Además de lo evidente, anteriormente reseñado, están los temas de fondo que, se insiste, deberán ser fruto de la participación y el diálogo más amplios que sea posible concebir.
Cabe aclarar que detrás de esta visión se encuentra un llamado muy similar a aquél que hizo Mirabeau el 6 de mayo de 1789, ante la Asamblea de los Estados Generales, donde pidió de los actores políticos un esfuerzo supremo para ceder “en sus aspiraciones hegemónicas”. Sin un auténtico acuerdo democrático, al margen de mitos, apetitos desaforados, simulaciones, retruécanos populistas o demagógicos y descarado entreguismo a las causas más viles, no es posible concebir el propósito último de la tarea que hoy inicia.

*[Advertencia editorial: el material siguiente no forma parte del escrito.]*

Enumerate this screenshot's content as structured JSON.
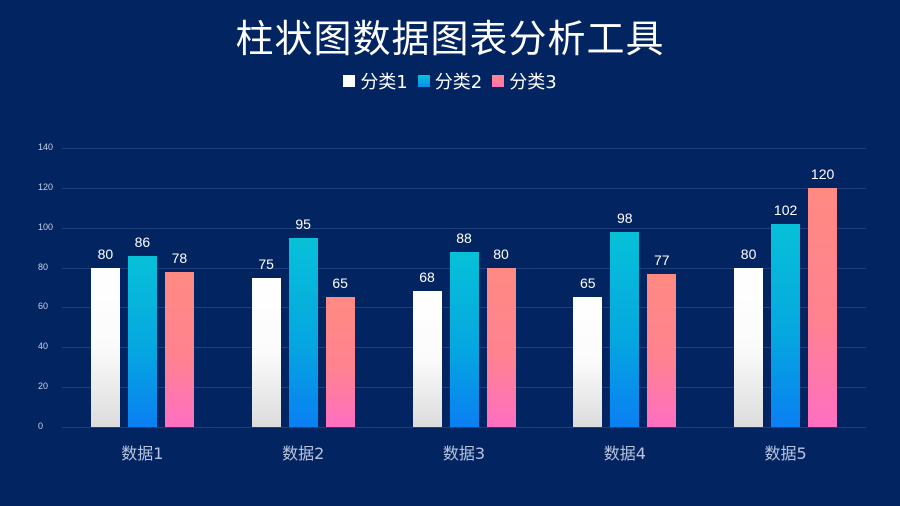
{
  "title": "柱状图数据图表分析工具",
  "legend": [
    {
      "label": "分类1",
      "color": "#ffffff"
    },
    {
      "label": "分类2",
      "color": "#06b6e0"
    },
    {
      "label": "分类3",
      "color": "#ff7f8a"
    }
  ],
  "chart_data": {
    "type": "bar",
    "title": "柱状图数据图表分析工具",
    "categories": [
      "数据1",
      "数据2",
      "数据3",
      "数据4",
      "数据5"
    ],
    "series": [
      {
        "name": "分类1",
        "values": [
          80,
          75,
          68,
          65,
          80
        ]
      },
      {
        "name": "分类2",
        "values": [
          86,
          95,
          88,
          98,
          102
        ]
      },
      {
        "name": "分类3",
        "values": [
          78,
          65,
          80,
          77,
          120
        ]
      }
    ],
    "xlabel": "",
    "ylabel": "",
    "ylim": [
      0,
      140
    ],
    "yticks": [
      "0",
      "20",
      "40",
      "60",
      "80",
      "100",
      "120",
      "140"
    ],
    "grid": true,
    "legend_position": "top",
    "data_labels": true
  }
}
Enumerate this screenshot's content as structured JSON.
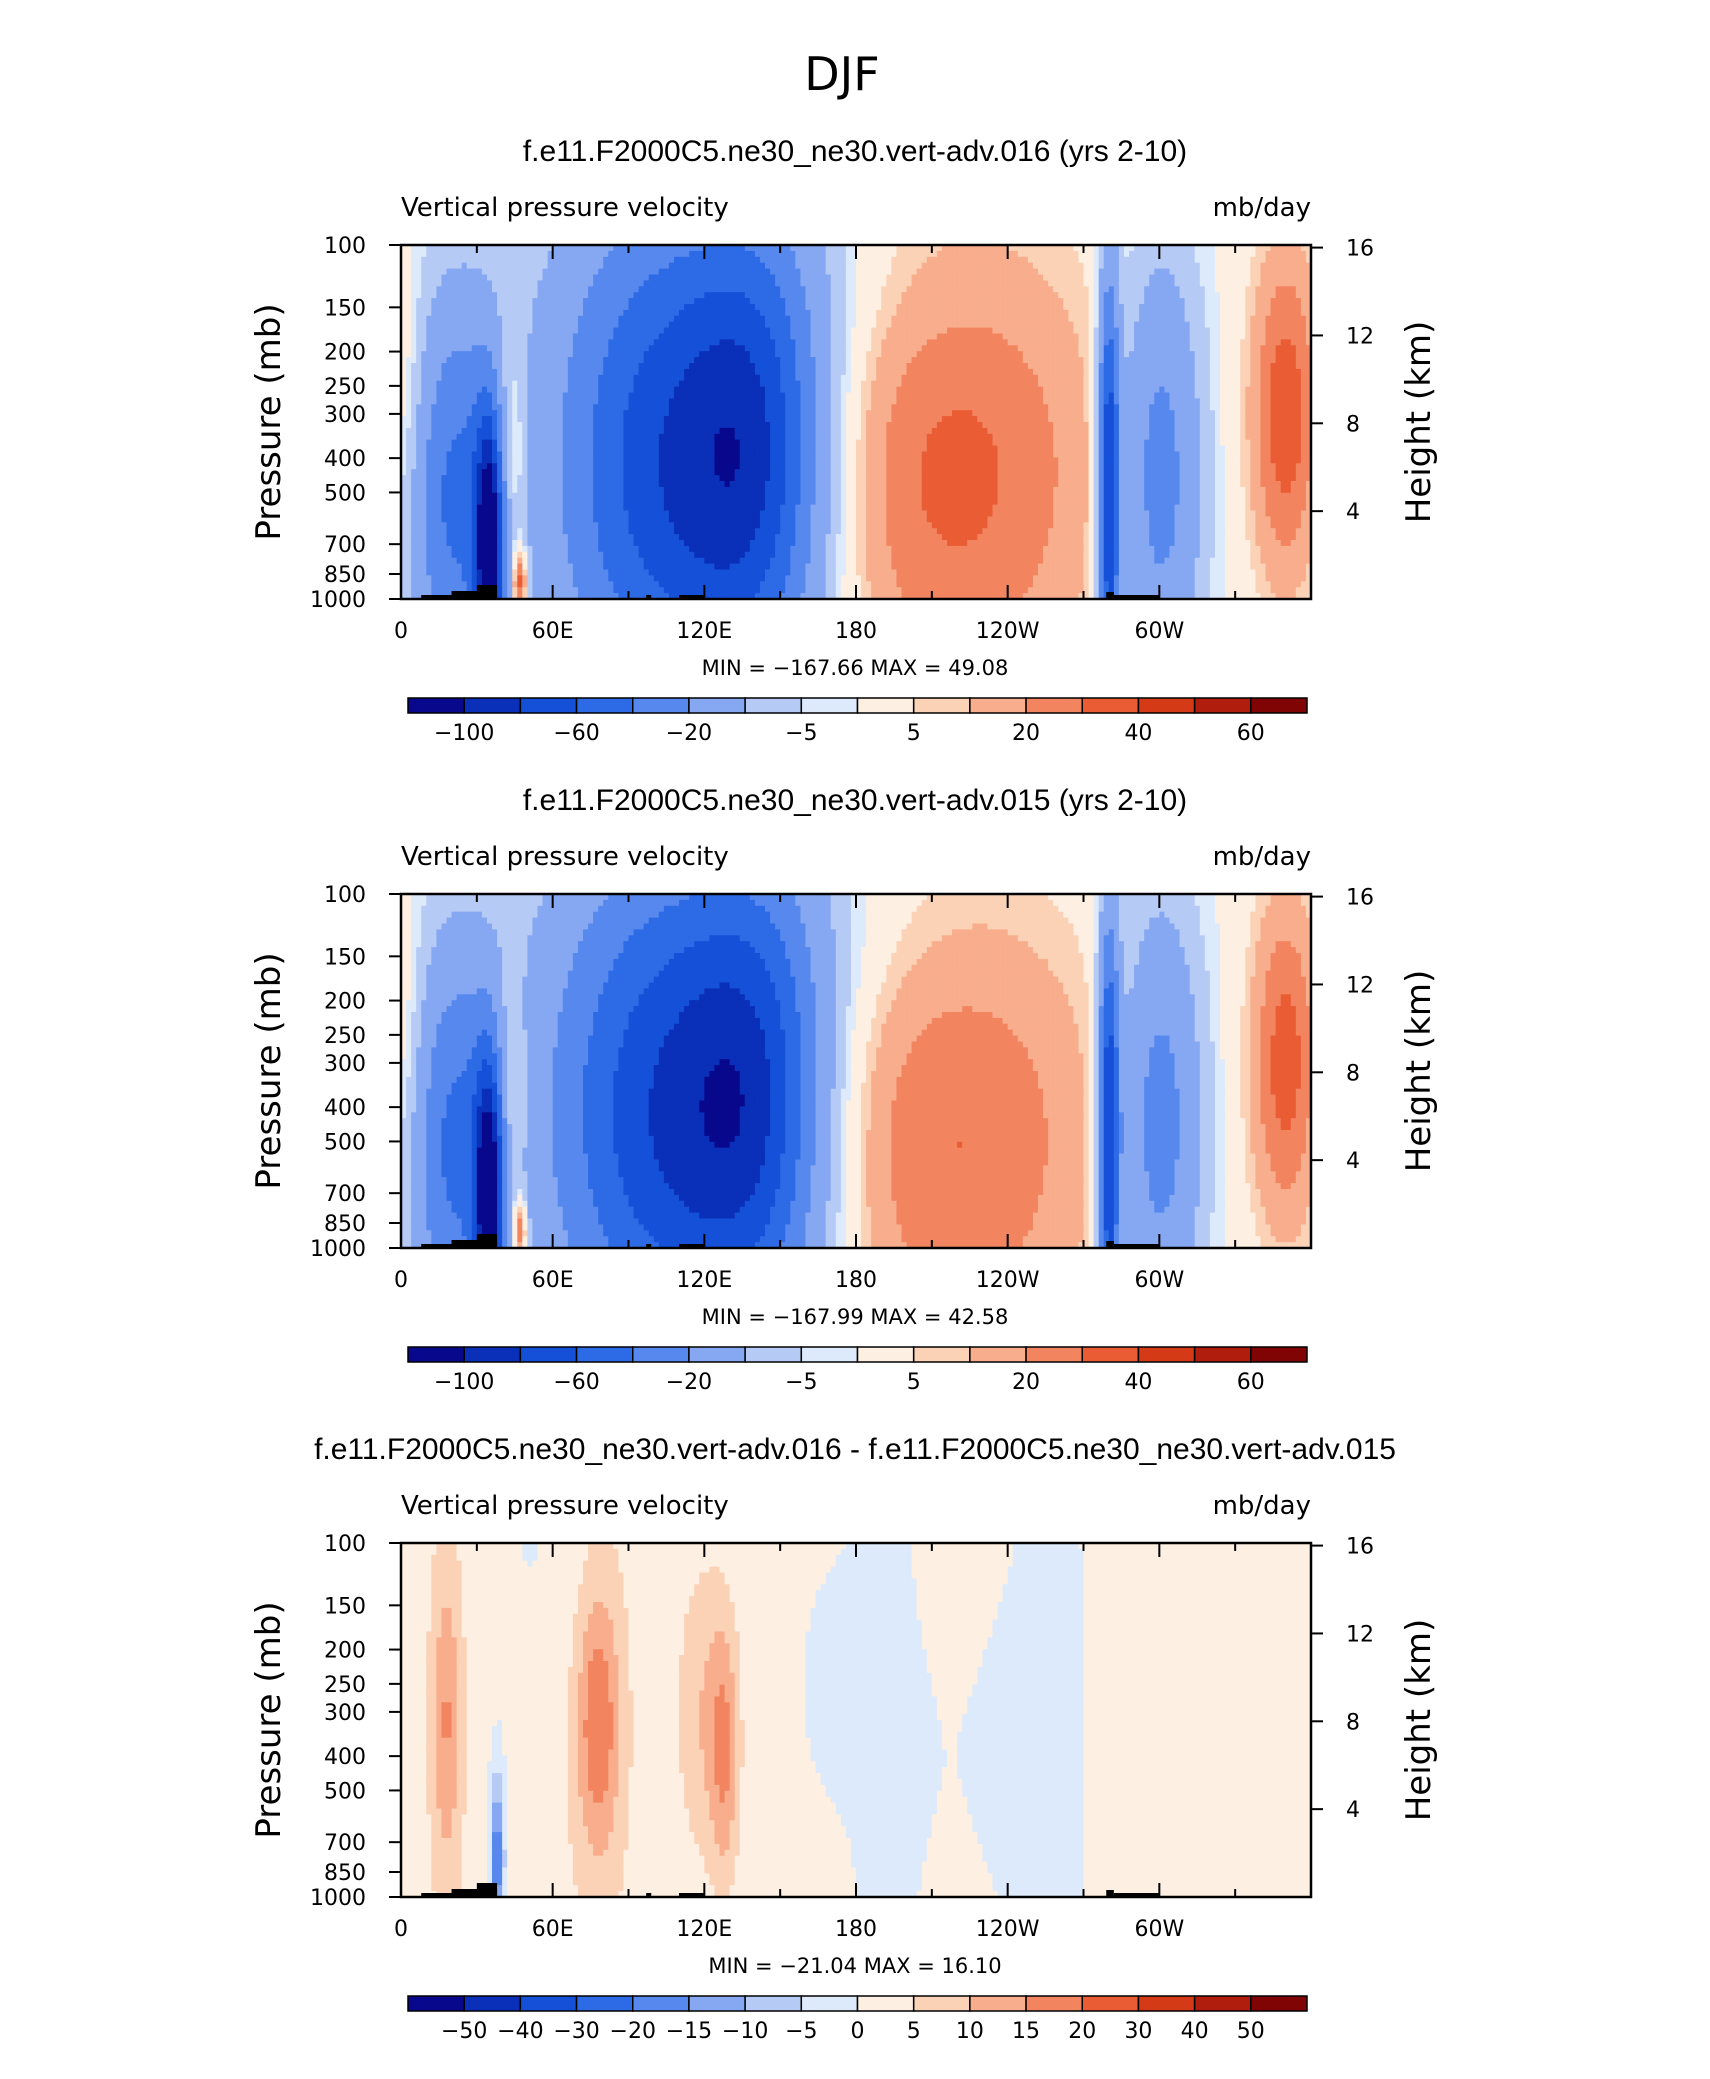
{
  "figure": {
    "title": "DJF"
  },
  "colors": {
    "diverging": [
      "#08088c",
      "#0a2fb8",
      "#1450d8",
      "#2d6ae6",
      "#5788ee",
      "#86a8f2",
      "#b6caf6",
      "#ddeafb",
      "#fdf0e3",
      "#fbd2b6",
      "#f8ad8c",
      "#f28560",
      "#ea5c34",
      "#d43a16",
      "#b11d0c",
      "#810404"
    ]
  },
  "chart_data": [
    {
      "type": "heatmap",
      "title": "f.e11.F2000C5.ne30_ne30.vert-adv.016 (yrs 2-10)",
      "left_subtitle": "Vertical pressure velocity",
      "right_subtitle": "mb/day",
      "ylabel": "Pressure (mb)",
      "y2label": "Height (km)",
      "y_ticks": [
        "100",
        "150",
        "200",
        "250",
        "300",
        "400",
        "500",
        "700",
        "850",
        "1000"
      ],
      "y_tick_values": [
        100,
        150,
        200,
        250,
        300,
        400,
        500,
        700,
        850,
        1000
      ],
      "y2_ticks": [
        "16",
        "12",
        "8",
        "4"
      ],
      "y2_tick_values": [
        16,
        12,
        8,
        4
      ],
      "x_ticks": [
        "0",
        "60E",
        "120E",
        "180",
        "120W",
        "60W"
      ],
      "x_tick_values": [
        0,
        60,
        120,
        180,
        240,
        300
      ],
      "xlim": [
        0,
        360
      ],
      "ylim": [
        1000,
        100
      ],
      "y_scale": "log",
      "stats": "MIN = −167.66   MAX =   49.08",
      "colorbar_labels": [
        "−100",
        "−60",
        "−20",
        "−5",
        "5",
        "20",
        "40",
        "60"
      ],
      "features": [
        {
          "lon": 22,
          "p": 520,
          "value": -60,
          "wlon": 14,
          "wp": 0.9
        },
        {
          "lon": 35,
          "p": 720,
          "value": -120,
          "wlon": 4,
          "wp": 0.6
        },
        {
          "lon": 43,
          "p": 420,
          "value": 30,
          "wlon": 5,
          "wp": 0.6
        },
        {
          "lon": 47,
          "p": 900,
          "value": 50,
          "wlon": 2,
          "wp": 0.15
        },
        {
          "lon": 2,
          "p": 300,
          "value": 15,
          "wlon": 6,
          "wp": 0.7
        },
        {
          "lon": 100,
          "p": 400,
          "value": -60,
          "wlon": 28,
          "wp": 1.1
        },
        {
          "lon": 140,
          "p": 380,
          "value": -70,
          "wlon": 20,
          "wp": 1.0
        },
        {
          "lon": 120,
          "p": 600,
          "value": -30,
          "wlon": 40,
          "wp": 1.3
        },
        {
          "lon": 215,
          "p": 420,
          "value": 38,
          "wlon": 45,
          "wp": 1.2
        },
        {
          "lon": 280,
          "p": 500,
          "value": -100,
          "wlon": 3,
          "wp": 1.0
        },
        {
          "lon": 300,
          "p": 450,
          "value": -50,
          "wlon": 12,
          "wp": 1.0
        },
        {
          "lon": 350,
          "p": 300,
          "value": 40,
          "wlon": 10,
          "wp": 0.8
        },
        {
          "lon": 150,
          "p": 130,
          "value": -10,
          "wlon": 60,
          "wp": 0.6
        }
      ]
    },
    {
      "type": "heatmap",
      "title": "f.e11.F2000C5.ne30_ne30.vert-adv.015 (yrs 2-10)",
      "left_subtitle": "Vertical pressure velocity",
      "right_subtitle": "mb/day",
      "ylabel": "Pressure (mb)",
      "y2label": "Height (km)",
      "y_ticks": [
        "100",
        "150",
        "200",
        "250",
        "300",
        "400",
        "500",
        "700",
        "850",
        "1000"
      ],
      "y_tick_values": [
        100,
        150,
        200,
        250,
        300,
        400,
        500,
        700,
        850,
        1000
      ],
      "y2_ticks": [
        "16",
        "12",
        "8",
        "4"
      ],
      "y2_tick_values": [
        16,
        12,
        8,
        4
      ],
      "x_ticks": [
        "0",
        "60E",
        "120E",
        "180",
        "120W",
        "60W"
      ],
      "x_tick_values": [
        0,
        60,
        120,
        180,
        240,
        300
      ],
      "xlim": [
        0,
        360
      ],
      "ylim": [
        1000,
        100
      ],
      "y_scale": "log",
      "stats": "MIN = −167.99   MAX =   42.58",
      "colorbar_labels": [
        "−100",
        "−60",
        "−20",
        "−5",
        "5",
        "20",
        "40",
        "60"
      ],
      "features": [
        {
          "lon": 22,
          "p": 520,
          "value": -60,
          "wlon": 14,
          "wp": 0.9
        },
        {
          "lon": 35,
          "p": 720,
          "value": -120,
          "wlon": 4,
          "wp": 0.6
        },
        {
          "lon": 43,
          "p": 420,
          "value": 30,
          "wlon": 5,
          "wp": 0.6
        },
        {
          "lon": 47,
          "p": 900,
          "value": 45,
          "wlon": 2,
          "wp": 0.15
        },
        {
          "lon": 2,
          "p": 300,
          "value": 15,
          "wlon": 6,
          "wp": 0.7
        },
        {
          "lon": 100,
          "p": 400,
          "value": -65,
          "wlon": 30,
          "wp": 1.1
        },
        {
          "lon": 140,
          "p": 380,
          "value": -65,
          "wlon": 20,
          "wp": 1.0
        },
        {
          "lon": 120,
          "p": 600,
          "value": -30,
          "wlon": 40,
          "wp": 1.3
        },
        {
          "lon": 215,
          "p": 480,
          "value": 35,
          "wlon": 45,
          "wp": 1.2
        },
        {
          "lon": 280,
          "p": 500,
          "value": -100,
          "wlon": 3,
          "wp": 1.0
        },
        {
          "lon": 300,
          "p": 450,
          "value": -50,
          "wlon": 12,
          "wp": 1.0
        },
        {
          "lon": 350,
          "p": 300,
          "value": 38,
          "wlon": 10,
          "wp": 0.8
        },
        {
          "lon": 150,
          "p": 130,
          "value": -10,
          "wlon": 60,
          "wp": 0.6
        }
      ]
    },
    {
      "type": "heatmap",
      "title": "f.e11.F2000C5.ne30_ne30.vert-adv.016 - f.e11.F2000C5.ne30_ne30.vert-adv.015",
      "left_subtitle": "Vertical pressure velocity",
      "right_subtitle": "mb/day",
      "ylabel": "Pressure (mb)",
      "y2label": "Height (km)",
      "y_ticks": [
        "100",
        "150",
        "200",
        "250",
        "300",
        "400",
        "500",
        "700",
        "850",
        "1000"
      ],
      "y_tick_values": [
        100,
        150,
        200,
        250,
        300,
        400,
        500,
        700,
        850,
        1000
      ],
      "y2_ticks": [
        "16",
        "12",
        "8",
        "4"
      ],
      "y2_tick_values": [
        16,
        12,
        8,
        4
      ],
      "x_ticks": [
        "0",
        "60E",
        "120E",
        "180",
        "120W",
        "60W"
      ],
      "x_tick_values": [
        0,
        60,
        120,
        180,
        240,
        300
      ],
      "xlim": [
        0,
        360
      ],
      "ylim": [
        1000,
        100
      ],
      "y_scale": "log",
      "stats": "MIN = −21.04   MAX =   16.10",
      "colorbar_labels": [
        "−50",
        "−40",
        "−30",
        "−20",
        "−15",
        "−10",
        "−5",
        "0",
        "5",
        "10",
        "15",
        "20",
        "30",
        "40",
        "50"
      ],
      "features": [
        {
          "lon": 18,
          "p": 320,
          "value": 12,
          "wlon": 4,
          "wp": 0.7
        },
        {
          "lon": 38,
          "p": 780,
          "value": -21,
          "wlon": 2,
          "wp": 0.4
        },
        {
          "lon": 78,
          "p": 320,
          "value": 16,
          "wlon": 6,
          "wp": 0.6
        },
        {
          "lon": 120,
          "p": 300,
          "value": 10,
          "wlon": 8,
          "wp": 0.8
        },
        {
          "lon": 128,
          "p": 400,
          "value": 12,
          "wlon": 4,
          "wp": 0.6
        },
        {
          "lon": 165,
          "p": 250,
          "value": -4,
          "wlon": 10,
          "wp": 0.7
        },
        {
          "lon": 232,
          "p": 400,
          "value": -4,
          "wlon": 20,
          "wp": 1.0
        },
        {
          "lon": 300,
          "p": 500,
          "value": -3,
          "wlon": 10,
          "wp": 0.8
        },
        {
          "lon": 325,
          "p": 300,
          "value": 4,
          "wlon": 20,
          "wp": 1.0
        },
        {
          "lon": 60,
          "p": 700,
          "value": 3,
          "wlon": 15,
          "wp": 1.0
        }
      ]
    }
  ]
}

La pretensión es clara: dignificar la política, darle a la noción de poder público un nuevo significado, garantizar su depósito en actores reales que vean por el bien de todos a partir de consensos, cuyo origen sea la confrontación de ideas, la contrastación de proyectos y la coincidencia de intereses, dentro de los límites, nítidos, de la Constitución y la ley.
Por otra parte, plantearse con urgencia la exigencia de una revisión de esta índole no constituye en lo absoluto un capricho; baste recordar aquí lo que Felipe Tena Ramírez sostuvo hace casi cuarenta años: “En la historia de la literatura constitucional mexicana, podrían señalarse varios períodos. Desde los comienzos del siglo pasado hasta la Constitución de 57, no son por lo común profesionales del derecho los dedicados a estos tópicos ni sus estudios tienen por objeto temas concretos de derecho constitucional. Pero como el problema de la época era el de la organización política del país, sus obras ofrecen importantes aspectos de lucubración constitucional […]”; esa inquietud a la que aludía el maestro, relativa a la organización política del país, continúa hoy tan vigente como entonces. Empero, asumir ahora, como lo insinuaba Tena en su momento, que los añejos problemas políticos nacionales han sido resueltos, es falso.
La organización política mexicana no ha cumplido con su propósito y continua tan ineficaz como hace ciento sesenta años; sin hacer honor ni justicia al texto de la Constitución federal, en su artículo 39, apartado segundo: “Todo poder público dimana del pueblo y se instituye para beneficio de éste”.
A eso se nos convoca en esta fecha: a crear con altitud de miras, a creer que la transformación de la Patria es posible desde el terruño y a confiar en la propia convicción, como derrotero en la transformación del Chihuahua por venir.